I did know a kid in high school that was doing these cartoon characters. They were black characters sort of similar to the show The Boondocks. Looking back it was probably not really for me to be drawing that, but I did a few and even got Snoop Dogg to sign one on a plane once. Luckily the stewardess took it up to him, so he didn’t really see who was behind the drawing but this had to be somewhere around the year 2000 and people weren’t really tripping as hard as they are these days.

In any event, the attention seeking and acting out eventually caught up with me and in September of 2001, at 19, I woke up in LA County Jail. Now, if you don’t know, then we can just say this is sort of an intimidating place. Especially the 2000 and 3000 floors of Old County downtown 20 years ago. 8 people in the 6 man cells, 6 people in the 4 man cells and out of a row of 160 or so people, maybe 2 or 4 looked anything like me.

The smartest thing you can do in a situation like this is to secure a hustle and become of value to those around you. Understand there is a reason you have two eyes and two ears but only one mouth. I really lucked out with a cell mate that was hustling cigarettes, envelopes and stamps. I saw someone exchanging an envelope worth $.32 with a drawing of a rose on it for a stack of 5 coming back. Now I’m not sure about anyone else, but 5x return is a pretty great deal.

I told my celly that I could draw a little and he got out a bag of patterns, or flash if we are talking tattoos. Really easy stuff, like a rose bud or there was a method of tearing paper and then using it to make a soft pattern of clouds and rain. Anything people could use to send to a mother or girlfriend on the streets to let them know they were special enough to get something unique even in the worst parts of the senders life. That was probably my introduction to both art and business. Life has never been the same since…..
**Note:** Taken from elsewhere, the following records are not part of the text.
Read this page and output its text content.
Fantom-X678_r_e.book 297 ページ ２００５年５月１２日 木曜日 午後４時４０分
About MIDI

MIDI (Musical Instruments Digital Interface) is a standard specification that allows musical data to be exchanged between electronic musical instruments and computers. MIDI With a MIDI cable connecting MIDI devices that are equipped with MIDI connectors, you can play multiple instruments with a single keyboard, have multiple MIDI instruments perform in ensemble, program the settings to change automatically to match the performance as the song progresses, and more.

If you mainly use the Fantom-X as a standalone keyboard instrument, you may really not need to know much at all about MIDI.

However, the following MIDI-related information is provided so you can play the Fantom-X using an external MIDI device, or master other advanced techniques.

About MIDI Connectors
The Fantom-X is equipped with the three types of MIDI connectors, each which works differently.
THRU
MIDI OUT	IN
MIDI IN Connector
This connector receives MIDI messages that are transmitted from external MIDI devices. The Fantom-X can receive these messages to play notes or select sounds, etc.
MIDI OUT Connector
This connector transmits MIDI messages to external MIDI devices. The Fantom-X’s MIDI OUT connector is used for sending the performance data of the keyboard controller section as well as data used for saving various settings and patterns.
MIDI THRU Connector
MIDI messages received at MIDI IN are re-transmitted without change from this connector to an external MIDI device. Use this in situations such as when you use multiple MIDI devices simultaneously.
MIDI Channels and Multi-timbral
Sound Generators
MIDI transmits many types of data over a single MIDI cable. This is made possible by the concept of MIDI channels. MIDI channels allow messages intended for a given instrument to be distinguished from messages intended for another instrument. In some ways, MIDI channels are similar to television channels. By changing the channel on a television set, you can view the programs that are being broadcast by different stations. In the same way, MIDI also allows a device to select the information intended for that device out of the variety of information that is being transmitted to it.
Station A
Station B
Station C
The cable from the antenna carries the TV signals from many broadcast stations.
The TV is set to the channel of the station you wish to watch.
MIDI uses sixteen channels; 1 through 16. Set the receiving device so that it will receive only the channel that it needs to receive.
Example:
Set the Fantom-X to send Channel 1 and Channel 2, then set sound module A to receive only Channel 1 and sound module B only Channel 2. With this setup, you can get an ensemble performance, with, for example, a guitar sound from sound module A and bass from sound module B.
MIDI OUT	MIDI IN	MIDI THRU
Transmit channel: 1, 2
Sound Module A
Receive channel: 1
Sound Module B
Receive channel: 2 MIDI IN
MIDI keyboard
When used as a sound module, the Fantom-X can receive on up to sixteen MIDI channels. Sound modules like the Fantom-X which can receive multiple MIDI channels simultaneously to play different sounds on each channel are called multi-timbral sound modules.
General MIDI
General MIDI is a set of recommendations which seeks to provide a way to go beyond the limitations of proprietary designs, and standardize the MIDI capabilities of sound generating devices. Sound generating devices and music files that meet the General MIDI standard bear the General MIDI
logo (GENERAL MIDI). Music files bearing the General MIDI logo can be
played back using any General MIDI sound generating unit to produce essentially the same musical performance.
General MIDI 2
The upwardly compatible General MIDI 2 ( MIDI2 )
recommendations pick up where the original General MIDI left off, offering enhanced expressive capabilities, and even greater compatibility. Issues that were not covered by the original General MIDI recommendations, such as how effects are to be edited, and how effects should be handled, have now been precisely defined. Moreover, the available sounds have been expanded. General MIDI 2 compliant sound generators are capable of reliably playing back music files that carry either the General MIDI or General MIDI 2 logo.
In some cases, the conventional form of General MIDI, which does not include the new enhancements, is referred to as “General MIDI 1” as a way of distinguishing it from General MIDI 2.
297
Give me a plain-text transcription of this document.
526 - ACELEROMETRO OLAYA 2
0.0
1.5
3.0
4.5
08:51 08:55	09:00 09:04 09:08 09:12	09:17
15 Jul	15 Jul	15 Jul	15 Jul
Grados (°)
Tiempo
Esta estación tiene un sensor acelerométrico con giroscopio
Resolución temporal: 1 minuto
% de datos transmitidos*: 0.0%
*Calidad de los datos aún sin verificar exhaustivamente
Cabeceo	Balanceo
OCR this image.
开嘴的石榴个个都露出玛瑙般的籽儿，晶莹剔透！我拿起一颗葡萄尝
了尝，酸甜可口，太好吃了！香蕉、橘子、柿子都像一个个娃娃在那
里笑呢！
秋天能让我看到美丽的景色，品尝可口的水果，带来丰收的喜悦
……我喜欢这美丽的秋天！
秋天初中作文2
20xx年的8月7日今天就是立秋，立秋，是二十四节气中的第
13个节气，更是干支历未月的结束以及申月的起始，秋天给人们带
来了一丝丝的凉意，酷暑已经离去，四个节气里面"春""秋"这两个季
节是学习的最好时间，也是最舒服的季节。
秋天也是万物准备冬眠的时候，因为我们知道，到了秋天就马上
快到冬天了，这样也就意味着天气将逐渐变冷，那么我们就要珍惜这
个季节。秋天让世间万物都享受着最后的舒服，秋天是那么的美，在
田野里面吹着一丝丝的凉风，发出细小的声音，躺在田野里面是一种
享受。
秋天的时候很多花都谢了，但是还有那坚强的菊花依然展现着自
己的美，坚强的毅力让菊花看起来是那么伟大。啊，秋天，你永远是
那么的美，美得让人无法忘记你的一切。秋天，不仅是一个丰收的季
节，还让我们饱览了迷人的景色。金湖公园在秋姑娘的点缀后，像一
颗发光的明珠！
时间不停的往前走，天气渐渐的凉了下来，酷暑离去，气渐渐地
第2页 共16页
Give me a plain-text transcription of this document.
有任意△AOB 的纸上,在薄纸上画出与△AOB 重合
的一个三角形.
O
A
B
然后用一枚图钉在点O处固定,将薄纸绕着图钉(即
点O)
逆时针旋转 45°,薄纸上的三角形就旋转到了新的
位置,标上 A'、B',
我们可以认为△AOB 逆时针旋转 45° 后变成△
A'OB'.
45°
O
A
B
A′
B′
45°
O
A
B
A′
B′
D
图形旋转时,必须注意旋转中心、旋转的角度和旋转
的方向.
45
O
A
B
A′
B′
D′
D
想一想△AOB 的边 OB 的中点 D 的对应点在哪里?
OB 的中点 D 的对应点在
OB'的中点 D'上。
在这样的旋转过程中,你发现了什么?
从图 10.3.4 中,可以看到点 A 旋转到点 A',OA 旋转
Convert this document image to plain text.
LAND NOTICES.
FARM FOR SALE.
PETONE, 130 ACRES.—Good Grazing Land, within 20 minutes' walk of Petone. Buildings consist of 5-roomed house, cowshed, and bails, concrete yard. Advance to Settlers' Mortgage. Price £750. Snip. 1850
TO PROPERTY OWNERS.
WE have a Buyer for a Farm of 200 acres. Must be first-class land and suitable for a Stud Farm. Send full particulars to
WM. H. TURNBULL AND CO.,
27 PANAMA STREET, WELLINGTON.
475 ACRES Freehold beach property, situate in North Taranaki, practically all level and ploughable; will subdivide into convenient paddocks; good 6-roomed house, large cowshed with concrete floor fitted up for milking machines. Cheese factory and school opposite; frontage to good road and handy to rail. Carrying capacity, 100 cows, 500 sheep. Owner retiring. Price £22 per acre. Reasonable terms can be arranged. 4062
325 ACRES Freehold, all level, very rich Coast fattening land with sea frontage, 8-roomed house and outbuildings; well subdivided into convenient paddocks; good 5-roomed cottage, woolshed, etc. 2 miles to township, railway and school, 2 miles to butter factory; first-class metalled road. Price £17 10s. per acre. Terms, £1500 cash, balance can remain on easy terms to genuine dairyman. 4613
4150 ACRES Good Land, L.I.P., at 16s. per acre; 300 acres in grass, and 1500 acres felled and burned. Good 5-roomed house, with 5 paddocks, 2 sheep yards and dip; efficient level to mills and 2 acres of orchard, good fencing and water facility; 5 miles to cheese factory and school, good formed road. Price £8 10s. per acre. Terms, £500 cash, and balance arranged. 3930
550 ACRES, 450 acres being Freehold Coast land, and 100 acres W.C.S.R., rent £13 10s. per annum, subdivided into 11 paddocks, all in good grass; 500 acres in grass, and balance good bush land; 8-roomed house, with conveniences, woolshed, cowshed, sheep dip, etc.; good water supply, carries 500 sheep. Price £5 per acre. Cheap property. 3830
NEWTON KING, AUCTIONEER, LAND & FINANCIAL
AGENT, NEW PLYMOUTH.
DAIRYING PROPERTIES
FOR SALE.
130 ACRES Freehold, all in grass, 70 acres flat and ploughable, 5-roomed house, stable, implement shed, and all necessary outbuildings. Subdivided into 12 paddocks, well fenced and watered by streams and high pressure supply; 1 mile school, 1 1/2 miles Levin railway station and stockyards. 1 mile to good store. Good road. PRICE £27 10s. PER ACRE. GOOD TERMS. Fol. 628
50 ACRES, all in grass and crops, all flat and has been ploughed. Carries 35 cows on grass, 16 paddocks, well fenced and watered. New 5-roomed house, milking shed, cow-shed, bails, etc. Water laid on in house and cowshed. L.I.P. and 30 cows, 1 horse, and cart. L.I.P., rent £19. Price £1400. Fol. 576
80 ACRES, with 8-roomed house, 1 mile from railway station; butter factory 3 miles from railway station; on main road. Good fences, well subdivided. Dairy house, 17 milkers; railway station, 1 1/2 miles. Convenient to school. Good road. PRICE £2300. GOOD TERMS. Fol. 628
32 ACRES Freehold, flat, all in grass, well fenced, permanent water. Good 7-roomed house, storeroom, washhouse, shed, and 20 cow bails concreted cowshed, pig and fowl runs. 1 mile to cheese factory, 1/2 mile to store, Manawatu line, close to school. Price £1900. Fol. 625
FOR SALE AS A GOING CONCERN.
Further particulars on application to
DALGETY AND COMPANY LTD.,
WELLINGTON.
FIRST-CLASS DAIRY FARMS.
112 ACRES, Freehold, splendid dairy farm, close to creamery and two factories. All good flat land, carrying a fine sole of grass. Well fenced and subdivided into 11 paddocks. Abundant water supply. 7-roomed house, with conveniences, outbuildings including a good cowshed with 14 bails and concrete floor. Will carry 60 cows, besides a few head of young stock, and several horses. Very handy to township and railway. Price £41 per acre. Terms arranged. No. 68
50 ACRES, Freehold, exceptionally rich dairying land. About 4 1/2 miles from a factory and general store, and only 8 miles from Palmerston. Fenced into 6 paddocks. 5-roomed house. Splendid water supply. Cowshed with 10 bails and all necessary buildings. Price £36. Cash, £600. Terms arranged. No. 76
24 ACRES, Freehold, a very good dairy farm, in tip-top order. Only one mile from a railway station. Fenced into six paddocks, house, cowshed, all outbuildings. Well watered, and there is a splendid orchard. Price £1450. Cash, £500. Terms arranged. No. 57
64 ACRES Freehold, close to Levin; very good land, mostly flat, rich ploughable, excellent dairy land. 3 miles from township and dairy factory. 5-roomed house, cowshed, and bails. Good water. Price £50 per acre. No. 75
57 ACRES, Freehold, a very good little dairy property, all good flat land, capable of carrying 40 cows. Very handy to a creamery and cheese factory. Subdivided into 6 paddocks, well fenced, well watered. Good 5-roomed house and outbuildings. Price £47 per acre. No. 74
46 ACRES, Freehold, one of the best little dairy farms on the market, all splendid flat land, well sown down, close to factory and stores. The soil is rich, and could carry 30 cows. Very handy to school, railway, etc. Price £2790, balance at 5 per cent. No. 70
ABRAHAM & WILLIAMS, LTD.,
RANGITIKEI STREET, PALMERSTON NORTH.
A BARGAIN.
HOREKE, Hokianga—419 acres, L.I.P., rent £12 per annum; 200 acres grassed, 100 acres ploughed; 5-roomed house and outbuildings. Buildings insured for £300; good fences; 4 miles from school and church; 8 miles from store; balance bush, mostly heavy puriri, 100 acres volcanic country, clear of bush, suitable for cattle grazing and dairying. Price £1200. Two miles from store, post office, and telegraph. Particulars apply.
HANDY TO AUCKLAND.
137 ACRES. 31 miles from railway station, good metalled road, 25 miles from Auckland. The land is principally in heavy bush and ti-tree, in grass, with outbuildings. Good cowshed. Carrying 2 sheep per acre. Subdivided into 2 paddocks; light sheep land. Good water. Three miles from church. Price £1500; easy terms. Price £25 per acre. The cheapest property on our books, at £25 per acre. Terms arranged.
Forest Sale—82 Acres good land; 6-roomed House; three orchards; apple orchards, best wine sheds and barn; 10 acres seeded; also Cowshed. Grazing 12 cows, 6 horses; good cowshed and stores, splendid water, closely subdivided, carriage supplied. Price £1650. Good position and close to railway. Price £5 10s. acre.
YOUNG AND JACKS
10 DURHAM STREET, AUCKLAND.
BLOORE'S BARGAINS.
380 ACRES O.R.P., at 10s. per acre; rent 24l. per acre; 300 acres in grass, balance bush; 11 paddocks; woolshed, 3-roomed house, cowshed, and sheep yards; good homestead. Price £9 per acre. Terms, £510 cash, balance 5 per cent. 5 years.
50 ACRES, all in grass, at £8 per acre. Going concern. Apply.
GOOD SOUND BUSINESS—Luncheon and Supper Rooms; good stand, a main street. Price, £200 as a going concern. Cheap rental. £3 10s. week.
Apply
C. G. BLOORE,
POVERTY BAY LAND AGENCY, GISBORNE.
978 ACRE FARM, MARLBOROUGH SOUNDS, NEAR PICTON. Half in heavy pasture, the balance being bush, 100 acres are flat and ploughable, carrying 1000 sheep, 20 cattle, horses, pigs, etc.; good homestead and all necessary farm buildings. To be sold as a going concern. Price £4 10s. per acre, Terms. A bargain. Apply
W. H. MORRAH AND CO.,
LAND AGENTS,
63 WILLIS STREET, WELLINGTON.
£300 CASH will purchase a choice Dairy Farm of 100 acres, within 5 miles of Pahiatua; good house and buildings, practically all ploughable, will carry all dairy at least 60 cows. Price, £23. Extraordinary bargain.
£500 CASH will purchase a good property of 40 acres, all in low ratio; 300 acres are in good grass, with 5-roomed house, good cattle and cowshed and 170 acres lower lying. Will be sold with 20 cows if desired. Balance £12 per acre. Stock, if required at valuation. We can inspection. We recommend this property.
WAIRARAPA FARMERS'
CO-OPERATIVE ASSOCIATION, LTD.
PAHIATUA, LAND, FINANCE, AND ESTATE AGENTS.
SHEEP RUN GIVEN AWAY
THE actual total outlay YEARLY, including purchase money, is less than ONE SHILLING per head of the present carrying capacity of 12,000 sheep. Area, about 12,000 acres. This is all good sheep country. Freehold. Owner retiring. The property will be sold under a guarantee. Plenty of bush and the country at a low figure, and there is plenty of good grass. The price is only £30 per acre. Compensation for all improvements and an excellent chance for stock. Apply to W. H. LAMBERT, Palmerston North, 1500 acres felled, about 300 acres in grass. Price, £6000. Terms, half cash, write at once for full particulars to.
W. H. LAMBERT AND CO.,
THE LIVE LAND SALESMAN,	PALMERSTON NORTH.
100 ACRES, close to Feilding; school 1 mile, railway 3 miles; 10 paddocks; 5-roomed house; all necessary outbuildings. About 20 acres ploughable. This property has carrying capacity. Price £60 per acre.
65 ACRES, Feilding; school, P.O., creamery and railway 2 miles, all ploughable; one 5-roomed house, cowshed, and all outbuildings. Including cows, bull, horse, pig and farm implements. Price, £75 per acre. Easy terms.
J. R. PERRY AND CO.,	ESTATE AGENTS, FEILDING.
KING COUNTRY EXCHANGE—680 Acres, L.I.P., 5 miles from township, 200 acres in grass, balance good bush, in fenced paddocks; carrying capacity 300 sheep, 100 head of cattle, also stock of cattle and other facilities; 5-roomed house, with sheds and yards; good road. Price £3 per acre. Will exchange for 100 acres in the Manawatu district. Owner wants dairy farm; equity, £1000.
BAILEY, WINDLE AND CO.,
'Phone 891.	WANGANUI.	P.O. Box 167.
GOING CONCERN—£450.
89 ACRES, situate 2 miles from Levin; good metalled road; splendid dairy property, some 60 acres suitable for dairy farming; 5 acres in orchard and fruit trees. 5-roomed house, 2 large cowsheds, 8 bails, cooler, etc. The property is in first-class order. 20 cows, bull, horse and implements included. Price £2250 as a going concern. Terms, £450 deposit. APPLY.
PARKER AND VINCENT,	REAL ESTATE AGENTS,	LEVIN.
In 2001, I was arrested for carjacking. Long story short, after a rough senior year in high school, the attention-seeking, drugs, and all of that got out of control. I was involved in moving and dealing, mostly party drugs, but at one point, I fell behind on my payments. Since this guy had been to my house, I was worried there would be repercussions with my family. When I talked to him, he said, "If you don’t pay, I can't deal with you anymore." To which I replied, "If I don't pay, I'll be dead or in jail." I didn't pay; I did call from jail.

It was September 15, 2001, four days after 9/11. The towers had just fallen, and like many Americans, I wanted to sign up for service. Long story short, I ended up in a car with someone, and they didn't take me where I needed to go. They tried to get weird, and I pulled out a knife. In the struggle, the guy got hurt and then jumped out of the car. I jumped into the driver's seat and took off. When I returned to a friend's apartment where I was staying, I told them the story. Before I could retrieve my belongings from the car, I was arrested.

I sort of skipped over that part in the first story, but after county, of course, I went to state. Mama didn’t raise no slacker, if you get what I mean. The judge literally sent me to the furthest possible place from my family and any possibility of a visit, about 10 hours away. When I finally got to Susanville, tattooing was fairly prevalent. If you have seen the movie “Ink Nation,” there is a clip of Freddy Negrete talking about learning there on Cascade Yard. I was on Sierra Yard, probably ten years after him, but they did a great job talking about it.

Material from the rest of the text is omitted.